The public worship of images was prohibited under the Dutch Reformed Church. Therefore, Catholics practiced their faith at home and decorated their houses with Biblical objects. Delft factories produced a range of Biblical objects, from entire domestic altars for wealthy Catholics, to smaller statues and plaques like the present representing the Madonna and Child.
Although it was not the image, but the word that was central to the interest of the Dutch Reformed people of the seventeenth and eighteenth centuries, some nuancesshouldbeadded.Manypublicationsofthe Bible were illustrated with prints, and even separate picture Bibles were produced, which brought the scenes to a wide audience. Painters, engravers and etchers created Biblical illustrations, which were included or bound in the text in the new Bible editions. The Delftware factories also took an interest in Biblical subjects and applied them on Delftware. These objects were purchased not only by Catholics, but also by Protestants for visual support of the Bible.

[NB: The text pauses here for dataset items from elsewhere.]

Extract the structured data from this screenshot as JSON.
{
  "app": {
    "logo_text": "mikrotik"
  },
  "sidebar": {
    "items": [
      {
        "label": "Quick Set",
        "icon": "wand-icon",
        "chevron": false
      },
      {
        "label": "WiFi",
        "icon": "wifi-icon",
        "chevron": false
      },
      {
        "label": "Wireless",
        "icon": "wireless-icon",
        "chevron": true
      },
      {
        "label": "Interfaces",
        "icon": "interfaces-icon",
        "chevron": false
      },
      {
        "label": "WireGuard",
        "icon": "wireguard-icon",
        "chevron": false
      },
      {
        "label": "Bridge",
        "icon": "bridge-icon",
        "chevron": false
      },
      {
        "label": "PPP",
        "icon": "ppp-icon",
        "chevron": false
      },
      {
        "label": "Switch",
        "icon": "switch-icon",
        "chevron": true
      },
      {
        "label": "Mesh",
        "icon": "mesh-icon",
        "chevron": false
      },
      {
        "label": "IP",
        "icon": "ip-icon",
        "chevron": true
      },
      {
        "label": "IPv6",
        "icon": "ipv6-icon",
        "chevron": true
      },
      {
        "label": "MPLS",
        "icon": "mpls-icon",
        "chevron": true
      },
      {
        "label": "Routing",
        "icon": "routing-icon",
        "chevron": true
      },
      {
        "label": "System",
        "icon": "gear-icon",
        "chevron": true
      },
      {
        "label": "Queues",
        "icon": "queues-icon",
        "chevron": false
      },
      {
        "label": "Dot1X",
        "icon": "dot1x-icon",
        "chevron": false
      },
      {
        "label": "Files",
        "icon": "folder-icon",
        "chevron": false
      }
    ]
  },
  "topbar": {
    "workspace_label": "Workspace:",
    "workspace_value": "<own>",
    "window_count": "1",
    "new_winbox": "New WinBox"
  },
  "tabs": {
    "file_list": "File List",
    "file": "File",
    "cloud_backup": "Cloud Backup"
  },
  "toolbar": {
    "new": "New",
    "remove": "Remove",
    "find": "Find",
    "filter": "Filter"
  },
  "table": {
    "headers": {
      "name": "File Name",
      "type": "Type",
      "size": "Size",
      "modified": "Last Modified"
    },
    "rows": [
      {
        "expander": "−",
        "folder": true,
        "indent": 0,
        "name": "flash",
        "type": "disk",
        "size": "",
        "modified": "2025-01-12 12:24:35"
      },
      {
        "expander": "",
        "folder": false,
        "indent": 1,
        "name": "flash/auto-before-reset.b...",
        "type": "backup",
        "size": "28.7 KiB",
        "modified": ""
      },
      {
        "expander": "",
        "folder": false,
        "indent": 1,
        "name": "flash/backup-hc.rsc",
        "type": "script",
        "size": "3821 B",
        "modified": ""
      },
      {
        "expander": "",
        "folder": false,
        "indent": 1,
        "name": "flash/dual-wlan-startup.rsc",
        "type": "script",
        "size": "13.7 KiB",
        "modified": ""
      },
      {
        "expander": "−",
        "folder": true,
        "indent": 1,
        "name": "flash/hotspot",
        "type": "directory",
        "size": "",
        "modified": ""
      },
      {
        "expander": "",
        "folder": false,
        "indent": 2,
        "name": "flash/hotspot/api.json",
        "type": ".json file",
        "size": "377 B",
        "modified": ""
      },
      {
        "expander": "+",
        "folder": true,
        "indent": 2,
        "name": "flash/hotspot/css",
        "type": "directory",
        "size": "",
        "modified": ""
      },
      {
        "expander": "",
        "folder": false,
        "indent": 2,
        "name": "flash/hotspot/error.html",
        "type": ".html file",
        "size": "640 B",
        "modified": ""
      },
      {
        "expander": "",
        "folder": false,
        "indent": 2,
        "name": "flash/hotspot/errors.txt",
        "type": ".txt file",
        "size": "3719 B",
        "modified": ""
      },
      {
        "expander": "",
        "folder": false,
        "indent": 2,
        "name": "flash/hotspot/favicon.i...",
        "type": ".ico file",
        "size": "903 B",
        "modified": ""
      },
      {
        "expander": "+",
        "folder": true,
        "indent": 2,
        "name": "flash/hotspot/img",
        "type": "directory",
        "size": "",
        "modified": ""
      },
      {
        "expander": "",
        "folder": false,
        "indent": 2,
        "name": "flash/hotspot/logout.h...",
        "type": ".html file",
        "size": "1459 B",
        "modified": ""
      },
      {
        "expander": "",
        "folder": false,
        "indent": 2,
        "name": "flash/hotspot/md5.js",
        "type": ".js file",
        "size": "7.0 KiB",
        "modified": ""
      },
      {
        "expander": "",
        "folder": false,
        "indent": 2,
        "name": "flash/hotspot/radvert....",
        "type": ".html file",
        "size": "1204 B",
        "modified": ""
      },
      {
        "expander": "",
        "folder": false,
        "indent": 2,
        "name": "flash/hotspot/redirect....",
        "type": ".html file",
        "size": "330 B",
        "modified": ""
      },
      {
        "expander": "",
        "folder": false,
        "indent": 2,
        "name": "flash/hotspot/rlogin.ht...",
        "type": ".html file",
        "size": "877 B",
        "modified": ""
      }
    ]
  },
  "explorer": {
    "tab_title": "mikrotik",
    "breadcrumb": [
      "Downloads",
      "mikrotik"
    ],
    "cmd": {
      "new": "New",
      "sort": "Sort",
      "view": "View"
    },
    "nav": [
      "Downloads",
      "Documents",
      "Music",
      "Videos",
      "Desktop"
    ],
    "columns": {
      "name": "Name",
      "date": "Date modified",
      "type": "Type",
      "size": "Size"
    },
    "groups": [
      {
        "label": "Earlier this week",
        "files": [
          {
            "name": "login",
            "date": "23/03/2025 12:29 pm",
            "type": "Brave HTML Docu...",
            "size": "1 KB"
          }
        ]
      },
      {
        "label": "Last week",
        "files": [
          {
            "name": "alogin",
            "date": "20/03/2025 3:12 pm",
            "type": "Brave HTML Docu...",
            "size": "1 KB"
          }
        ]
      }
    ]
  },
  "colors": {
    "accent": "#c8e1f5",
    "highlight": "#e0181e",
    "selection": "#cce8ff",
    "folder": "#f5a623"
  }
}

This plaque is based on European Renaissance art in form and representation. Characteristic is the relief of the colorful flower frame, which must have been borrowed from a foreign example. The representation of the Madonna and Child is modeled entirely in the style of Italian Renaissance sculptor Andrea della Robbia (1435-1525).
A similar blue and white plaque is illustrated in Aronson 2003, p. 28, no. 25 and another is in the Victoria & Albert Museum, London (inv. no. 3075- 1853). A polychrome example was auctioned at Christie’s Amsterdam in 2003, and another is in the collection of the Kunstmuseum in The Hague, inv. no. 1059737.